A potential cause of vision loss that occurs when the optic nerve is damaged, glaucoma affects one in 200 40-year-olds, with the incidence rising with age. Although early detection and treatment can halt or slow its progression and preserve eyesight, the disease can fly under the radar.
“People often rely on their vision as a guide to eye health rather than getting their eyes checked – they think that if there are no obvious vision problems, they’re OK,” he says. “Yet the changes that lead to glaucoma happen inside and at the back of the eye and can be very subtle.”

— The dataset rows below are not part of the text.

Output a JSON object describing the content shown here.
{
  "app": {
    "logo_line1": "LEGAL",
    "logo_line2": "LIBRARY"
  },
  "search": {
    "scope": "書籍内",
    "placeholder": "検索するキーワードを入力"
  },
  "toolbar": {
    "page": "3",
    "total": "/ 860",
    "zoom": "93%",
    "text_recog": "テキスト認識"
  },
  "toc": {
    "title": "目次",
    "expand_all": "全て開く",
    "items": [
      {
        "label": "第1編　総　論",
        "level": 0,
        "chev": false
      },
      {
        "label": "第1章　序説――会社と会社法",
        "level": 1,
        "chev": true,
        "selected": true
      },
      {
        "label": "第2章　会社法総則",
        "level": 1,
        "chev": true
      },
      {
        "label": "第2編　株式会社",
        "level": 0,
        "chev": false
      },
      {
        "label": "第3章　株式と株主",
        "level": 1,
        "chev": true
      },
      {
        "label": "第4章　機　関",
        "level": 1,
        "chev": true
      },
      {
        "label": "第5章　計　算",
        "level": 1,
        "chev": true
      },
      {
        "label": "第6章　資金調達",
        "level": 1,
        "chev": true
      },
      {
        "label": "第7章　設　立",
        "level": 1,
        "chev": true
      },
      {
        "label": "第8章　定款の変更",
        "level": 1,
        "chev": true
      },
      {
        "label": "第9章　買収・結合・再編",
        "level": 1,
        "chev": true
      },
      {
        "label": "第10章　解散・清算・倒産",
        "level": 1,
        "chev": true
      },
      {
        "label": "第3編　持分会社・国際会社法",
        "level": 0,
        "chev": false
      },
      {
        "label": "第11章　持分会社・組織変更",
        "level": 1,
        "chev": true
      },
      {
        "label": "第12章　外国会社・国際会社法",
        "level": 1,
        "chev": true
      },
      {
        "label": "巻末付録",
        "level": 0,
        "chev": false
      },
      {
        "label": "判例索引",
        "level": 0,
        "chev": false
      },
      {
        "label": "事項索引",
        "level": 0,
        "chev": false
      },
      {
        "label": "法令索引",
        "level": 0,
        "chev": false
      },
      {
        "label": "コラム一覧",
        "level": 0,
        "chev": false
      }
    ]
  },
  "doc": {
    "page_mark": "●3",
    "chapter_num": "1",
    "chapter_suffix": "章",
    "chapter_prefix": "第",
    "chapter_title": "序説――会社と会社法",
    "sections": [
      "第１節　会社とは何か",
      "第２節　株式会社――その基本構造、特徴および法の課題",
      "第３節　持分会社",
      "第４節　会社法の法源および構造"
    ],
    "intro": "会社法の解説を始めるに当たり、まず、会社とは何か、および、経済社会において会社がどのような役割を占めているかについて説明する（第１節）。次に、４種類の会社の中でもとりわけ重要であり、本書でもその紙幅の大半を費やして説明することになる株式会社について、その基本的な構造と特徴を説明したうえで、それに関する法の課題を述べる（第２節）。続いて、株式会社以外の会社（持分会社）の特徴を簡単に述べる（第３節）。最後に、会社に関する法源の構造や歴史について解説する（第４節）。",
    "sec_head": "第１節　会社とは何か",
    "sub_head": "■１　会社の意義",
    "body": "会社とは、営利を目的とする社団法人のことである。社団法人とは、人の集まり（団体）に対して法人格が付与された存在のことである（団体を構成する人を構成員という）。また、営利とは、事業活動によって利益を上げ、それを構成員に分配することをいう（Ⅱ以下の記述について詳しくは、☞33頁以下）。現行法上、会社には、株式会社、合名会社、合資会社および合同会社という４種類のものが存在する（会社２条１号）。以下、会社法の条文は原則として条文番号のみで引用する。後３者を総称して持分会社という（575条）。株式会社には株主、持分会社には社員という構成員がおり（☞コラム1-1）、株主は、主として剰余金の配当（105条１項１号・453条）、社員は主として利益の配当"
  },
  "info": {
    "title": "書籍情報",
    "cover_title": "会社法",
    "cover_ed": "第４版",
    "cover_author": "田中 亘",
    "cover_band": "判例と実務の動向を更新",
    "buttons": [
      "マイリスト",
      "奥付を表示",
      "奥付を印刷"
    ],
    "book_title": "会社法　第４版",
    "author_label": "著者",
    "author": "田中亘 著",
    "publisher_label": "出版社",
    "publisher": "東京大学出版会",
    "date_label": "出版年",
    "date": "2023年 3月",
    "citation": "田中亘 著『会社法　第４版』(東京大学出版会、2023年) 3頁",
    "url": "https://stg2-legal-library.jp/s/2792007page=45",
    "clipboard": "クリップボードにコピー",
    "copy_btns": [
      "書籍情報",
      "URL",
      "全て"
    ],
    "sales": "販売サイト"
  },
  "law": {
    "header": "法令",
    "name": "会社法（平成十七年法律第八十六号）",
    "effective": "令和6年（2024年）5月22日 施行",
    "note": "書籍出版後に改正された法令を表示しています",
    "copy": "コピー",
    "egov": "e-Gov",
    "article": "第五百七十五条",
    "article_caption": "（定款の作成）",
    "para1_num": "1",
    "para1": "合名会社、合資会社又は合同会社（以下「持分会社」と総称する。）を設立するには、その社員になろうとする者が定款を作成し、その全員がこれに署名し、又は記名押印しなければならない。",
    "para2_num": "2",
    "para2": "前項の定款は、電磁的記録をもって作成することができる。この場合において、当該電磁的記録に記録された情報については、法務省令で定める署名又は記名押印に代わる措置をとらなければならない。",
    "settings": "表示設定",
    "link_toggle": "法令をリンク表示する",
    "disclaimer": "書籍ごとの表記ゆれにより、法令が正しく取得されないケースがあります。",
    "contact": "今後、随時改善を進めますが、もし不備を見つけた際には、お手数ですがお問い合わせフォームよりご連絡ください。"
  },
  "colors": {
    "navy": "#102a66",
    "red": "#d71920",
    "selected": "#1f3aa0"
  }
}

His advice? Have regular eye checks that include checking for glaucoma from the age of 40 onwards – and if there’s a family history of the disease (which increases the risk tenfold) – get your eyes checked for glaucoma 10 to 15 years before the age when your relative was diagnosed.

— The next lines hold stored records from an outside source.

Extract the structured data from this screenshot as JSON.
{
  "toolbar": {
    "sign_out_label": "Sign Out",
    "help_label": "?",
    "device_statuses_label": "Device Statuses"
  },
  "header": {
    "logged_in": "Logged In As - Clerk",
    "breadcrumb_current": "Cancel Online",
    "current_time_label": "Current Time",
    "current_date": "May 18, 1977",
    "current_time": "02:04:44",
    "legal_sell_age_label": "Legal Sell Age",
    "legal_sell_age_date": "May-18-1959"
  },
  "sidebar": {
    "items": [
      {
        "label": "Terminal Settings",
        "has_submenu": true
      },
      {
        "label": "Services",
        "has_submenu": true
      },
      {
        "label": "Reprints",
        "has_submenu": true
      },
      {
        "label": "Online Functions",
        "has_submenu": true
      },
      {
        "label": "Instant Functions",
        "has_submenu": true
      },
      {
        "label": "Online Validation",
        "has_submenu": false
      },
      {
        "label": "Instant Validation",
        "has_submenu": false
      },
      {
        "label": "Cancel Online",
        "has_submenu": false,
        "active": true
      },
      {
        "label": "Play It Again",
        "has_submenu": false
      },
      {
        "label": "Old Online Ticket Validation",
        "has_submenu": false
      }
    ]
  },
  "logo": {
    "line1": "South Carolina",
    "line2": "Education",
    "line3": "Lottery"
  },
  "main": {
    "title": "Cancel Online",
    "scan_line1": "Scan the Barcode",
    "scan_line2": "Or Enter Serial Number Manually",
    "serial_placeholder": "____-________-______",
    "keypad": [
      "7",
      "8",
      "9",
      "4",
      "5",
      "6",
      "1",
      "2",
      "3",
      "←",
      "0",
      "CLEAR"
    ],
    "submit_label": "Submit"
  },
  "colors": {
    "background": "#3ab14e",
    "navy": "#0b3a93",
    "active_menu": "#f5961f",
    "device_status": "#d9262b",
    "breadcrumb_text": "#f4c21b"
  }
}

But eyes aren’t the only parts of the body that can run into trouble with yoga.
Although the health benefits attributed to yoga keep mounting – easing stress and improving blood pressure are among them – injuries related to yoga are rising too, says Caitlin Reid, a Sydney-based yoga teacher and accredited exercise physiologist.

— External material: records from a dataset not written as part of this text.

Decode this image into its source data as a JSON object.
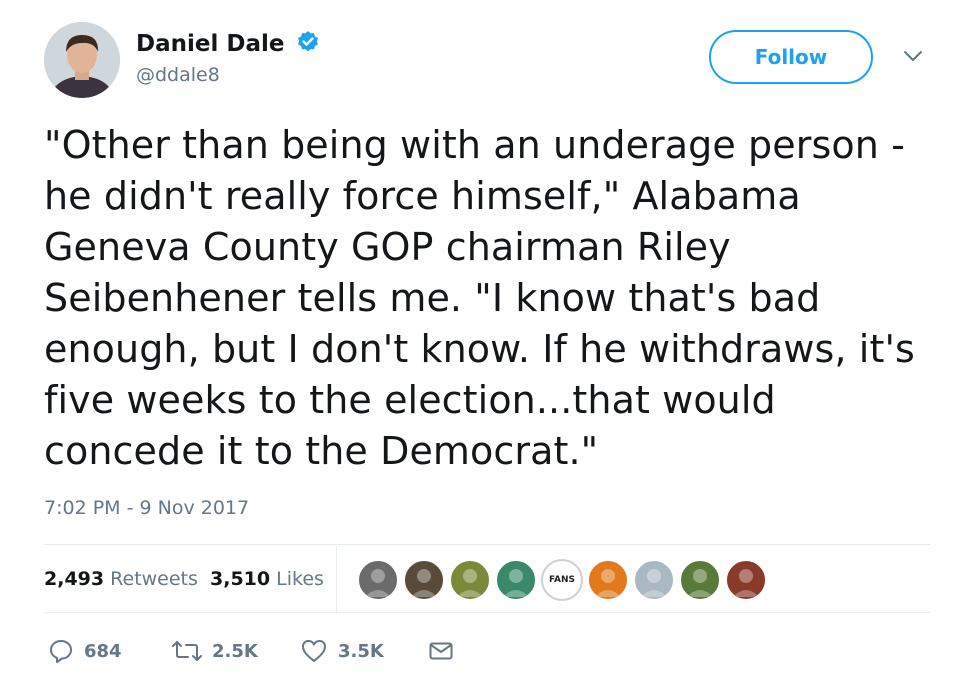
{
  "author": {
    "display_name": "Daniel Dale",
    "handle": "@ddale8",
    "verified": true
  },
  "follow_label": "Follow",
  "tweet": {
    "lines": [
      "\"Other than being with an underage person -",
      "he didn't really force himself,\" Alabama",
      "Geneva County GOP chairman Riley",
      "Seibenhener tells me. \"I know that's bad",
      "enough, but I don't know. If he withdraws, it's",
      "five weeks to the election...that would",
      "concede it to the Democrat.\""
    ]
  },
  "timestamp": "7:02 PM - 9 Nov 2017",
  "stats": {
    "retweets_count": "2,493",
    "retweets_label": "Retweets",
    "likes_count": "3,510",
    "likes_label": "Likes"
  },
  "likers": [
    {
      "name": "liker-avatar-1",
      "color": "#6b6b6b"
    },
    {
      "name": "liker-avatar-2",
      "color": "#5a4a3a"
    },
    {
      "name": "liker-avatar-3",
      "color": "#7a8a3a"
    },
    {
      "name": "liker-avatar-4",
      "color": "#3a8a6a"
    },
    {
      "name": "liker-avatar-5",
      "color": "#ffffff",
      "text": "FANS"
    },
    {
      "name": "liker-avatar-6",
      "color": "#e07a1a"
    },
    {
      "name": "liker-avatar-7",
      "color": "#aab8c2"
    },
    {
      "name": "liker-avatar-8",
      "color": "#5a7a3a"
    },
    {
      "name": "liker-avatar-9",
      "color": "#8a3a2a"
    }
  ],
  "actions": {
    "reply_count": "684",
    "retweet_count": "2.5K",
    "like_count": "3.5K"
  },
  "colors": {
    "brand_blue": "#1da1f2",
    "secondary_text": "#657786",
    "primary_text": "#14171a",
    "divider": "#e6ecf0"
  }
}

“Not only are more people practising yoga but the numbers of yoga poses – or asanas – have increased. Originally, there were only a handful of poses and now there are thousands. Then there’s Instagram – people are posting pictures of themselves in amazing poses and this can drive less experienced people to try these poses before they’re ready,” she says.
The most common yoga-related problems? Injuries to the lower back, shoulder or rotator cuff, wrist or hand, according to a 2014 report in The International Journal of Yoga, while a 2013 review of adverse events linked to yoga singled out headstands, shoulder stands, variations of the lotus position and postures that involve putting one or both feet behind the head as the most likely to cause trouble.
As for yoga styles that might pose a risk, Reid suggests care with Bikram – “hot yoga” – which is done in a room heated to 40 degrees.
“The warm environment makes it easier to get into yoga pose and to get deeper into a pose – but this can also lead to ligament strains caused by overstretching,” she says.
The way to avoid injuries in any style of yoga is to err on the side of caution: don’t run before you can walk, Reid says.
“People often see the instructor doing a difficult pose and try to do the same but good instructors will suggest gentler options – so always do the easiest version of a pose until you understand it before you progress to the harder version.
“We need to get over this idea of feeling awkward about doing an easier version of a pose and trying to keep up with people who are more experienced. The whole point of yoga is to listen to your body so if you feel yourself getting tired or have difficulty with a pose just go into child’s pose and rest.
“Tell the instructor about any medical condition you have, no matter how small and about any injuries – even if it was five years ago. A good instructor will also point out if a pose is unsuitable for people with certain conditions such as back pain.”
I you’re already diagnosed with glaucoma, can you still do yoga? Yes, Reid and Pollard say – just avoid any poses where your head is below your waist, including downward dog and standing forward bend, until you’ve talked to your optometrist or ophthalmologist.